Unfortunately I can confirm that the issue is back on my machine too, but only when running on battery and laptop-mode-tools enabled with ethernet throttling mode.
(In reply to Przemek from comment #9) > Unfortunately I can confirm that the issue is back on my machine too, but > only when running on battery and laptop-mode-tools enabled with ethernet > throttling mode. The reproduction rate has gone down significantly in the i915 CI lab. However, I believe this is more due to us removing the majority of hibernation/s4 tests, than this issue being fixed.

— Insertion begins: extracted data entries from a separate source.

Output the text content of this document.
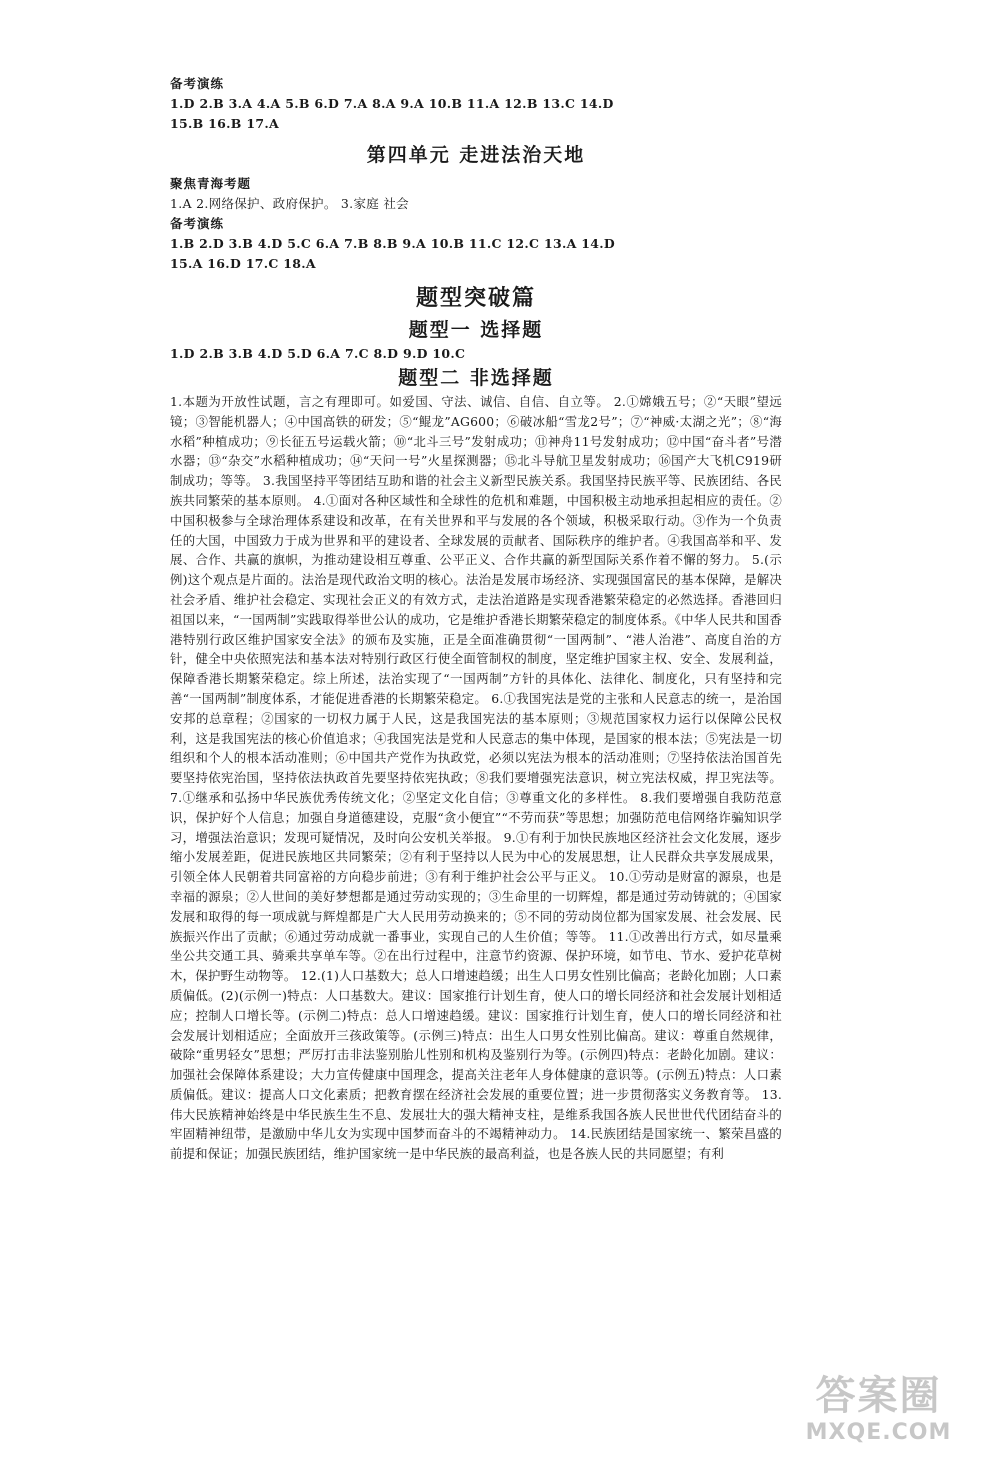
备考演练
1.D 2.B 3.A 4.A 5.B 6.D 7.A 8.A 9.A 10.B 11.A 12.B 13.C 14.D
15.B 16.B 17.A
第四单元 走进法治天地
聚焦青海考题
1.A 2.网络保护、政府保护。 3.家庭 社会
备考演练
1.B 2.D 3.B 4.D 5.C 6.A 7.B 8.B 9.A 10.B 11.C 12.C 13.A 14.D
15.A 16.D 17.C 18.A
题型突破篇
题型一 选择题
1.D 2.B 3.B 4.D 5.D 6.A 7.C 8.D 9.D 10.C
题型二 非选择题
1.本题为开放性试题，言之有理即可。如爱国、守法、诚信、自信、自立等。 2.①嫦娥五号；②“天眼”望远镜；③智能机器人；④中国高铁的研发；⑤“鲲龙”AG600；⑥破冰船“雪龙2号”；⑦“神威·太湖之光”；⑧“海水稻”种植成功；⑨长征五号运载火箭；⑩“北斗三号”发射成功；⑪神舟11号发射成功；⑫中国“奋斗者”号潜水器；⑬“杂交”水稻种植成功；⑭“天问一号”火星探测器；⑮北斗导航卫星发射成功；⑯国产大飞机C919研制成功；等等。 3.我国坚持平等团结互助和谐的社会主义新型民族关系。我国坚持民族平等、民族团结、各民族共同繁荣的基本原则。 4.①面对各种区域性和全球性的危机和难题，中国积极主动地承担起相应的责任。②中国积极参与全球治理体系建设和改革，在有关世界和平与发展的各个领域，积极采取行动。③作为一个负责任的大国，中国致力于成为世界和平的建设者、全球发展的贡献者、国际秩序的维护者。④我国高举和平、发展、合作、共赢的旗帜，为推动建设相互尊重、公平正义、合作共赢的新型国际关系作着不懈的努力。 5.(示例)这个观点是片面的。法治是现代政治文明的核心。法治是发展市场经济、实现强国富民的基本保障，是解决社会矛盾、维护社会稳定、实现社会正义的有效方式，走法治道路是实现香港繁荣稳定的必然选择。香港回归祖国以来，“一国两制”实践取得举世公认的成功，它是维护香港长期繁荣稳定的制度体系。《中华人民共和国香港特别行政区维护国家安全法》的颁布及实施，正是全面准确贯彻“一国两制”、“港人治港”、高度自治的方针，健全中央依照宪法和基本法对特别行政区行使全面管制权的制度，坚定维护国家主权、安全、发展利益，保障香港长期繁荣稳定。综上所述，法治实现了“一国两制”方针的具体化、法律化、制度化，只有坚持和完善“一国两制”制度体系，才能促进香港的长期繁荣稳定。 6.①我国宪法是党的主张和人民意志的统一，是治国安邦的总章程；②国家的一切权力属于人民，这是我国宪法的基本原则；③规范国家权力运行以保障公民权利，这是我国宪法的核心价值追求；④我国宪法是党和人民意志的集中体现，是国家的根本法；⑤宪法是一切组织和个人的根本活动准则；⑥中国共产党作为执政党，必须以宪法为根本的活动准则；⑦坚持依法治国首先要坚持依宪治国，坚持依法执政首先要坚持依宪执政；⑧我们要增强宪法意识，树立宪法权威，捍卫宪法等。 7.①继承和弘扬中华民族优秀传统文化；②坚定文化自信；③尊重文化的多样性。 8.我们要增强自我防范意识，保护好个人信息；加强自身道德建设，克服“贪小便宜”“不劳而获”等思想；加强防范电信网络诈骗知识学习，增强法治意识；发现可疑情况，及时向公安机关举报。 9.①有利于加快民族地区经济社会文化发展，逐步缩小发展差距，促进民族地区共同繁荣；②有利于坚持以人民为中心的发展思想，让人民群众共享发展成果，引领全体人民朝着共同富裕的方向稳步前进；③有利于维护社会公平与正义。 10.①劳动是财富的源泉，也是幸福的源泉；②人世间的美好梦想都是通过劳动实现的；③生命里的一切辉煌，都是通过劳动铸就的；④国家发展和取得的每一项成就与辉煌都是广大人民用劳动换来的；⑤不同的劳动岗位都为国家发展、社会发展、民族振兴作出了贡献；⑥通过劳动成就一番事业，实现自己的人生价值；等等。 11.①改善出行方式，如尽量乘坐公共交通工具、骑乘共享单车等。②在出行过程中，注意节约资源、保护环境，如节电、节水、爱护花草树木，保护野生动物等。 12.(1)人口基数大；总人口增速趋缓；出生人口男女性别比偏高；老龄化加剧；人口素质偏低。(2)(示例一)特点：人口基数大。建议：国家推行计划生育，使人口的增长同经济和社会发展计划相适应；控制人口增长等。(示例二)特点：总人口增速趋缓。建议：国家推行计划生育，使人口的增长同经济和社会发展计划相适应；全面放开三孩政策等。(示例三)特点：出生人口男女性别比偏高。建议：尊重自然规律，破除“重男轻女”思想；严厉打击非法鉴别胎儿性别和机构及鉴别行为等。(示例四)特点：老龄化加剧。建议：加强社会保障体系建设；大力宣传健康中国理念，提高关注老年人身体健康的意识等。(示例五)特点：人口素质偏低。建议：提高人口文化素质；把教育摆在经济社会发展的重要位置；进一步贯彻落实义务教育等。 13.伟大民族精神始终是中华民族生生不息、发展壮大的强大精神支柱，是维系我国各族人民世世代代团结奋斗的牢固精神纽带，是激励中华儿女为实现中国梦而奋斗的不竭精神动力。 14.民族团结是国家统一、繁荣昌盛的前提和保证；加强民族团结，维护国家统一是中华民族的最高利益，也是各族人民的共同愿望；有利
答案圈
MXQE.COM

We are still seeing this issue every day... What can we do to help fixing this issue?
Haven't seen these messages in dmesg. I propose to close this issue, if seen again, we can re-open the issue. r8169 0000:01:00.0 enp1s0: rtl_ocp_gphy_cond == 1 (loop: 10, delay: 25).
The CI Bug Log issue associated to this bug has been archived. New failures matching the above filters will not be associated to this bug anymore.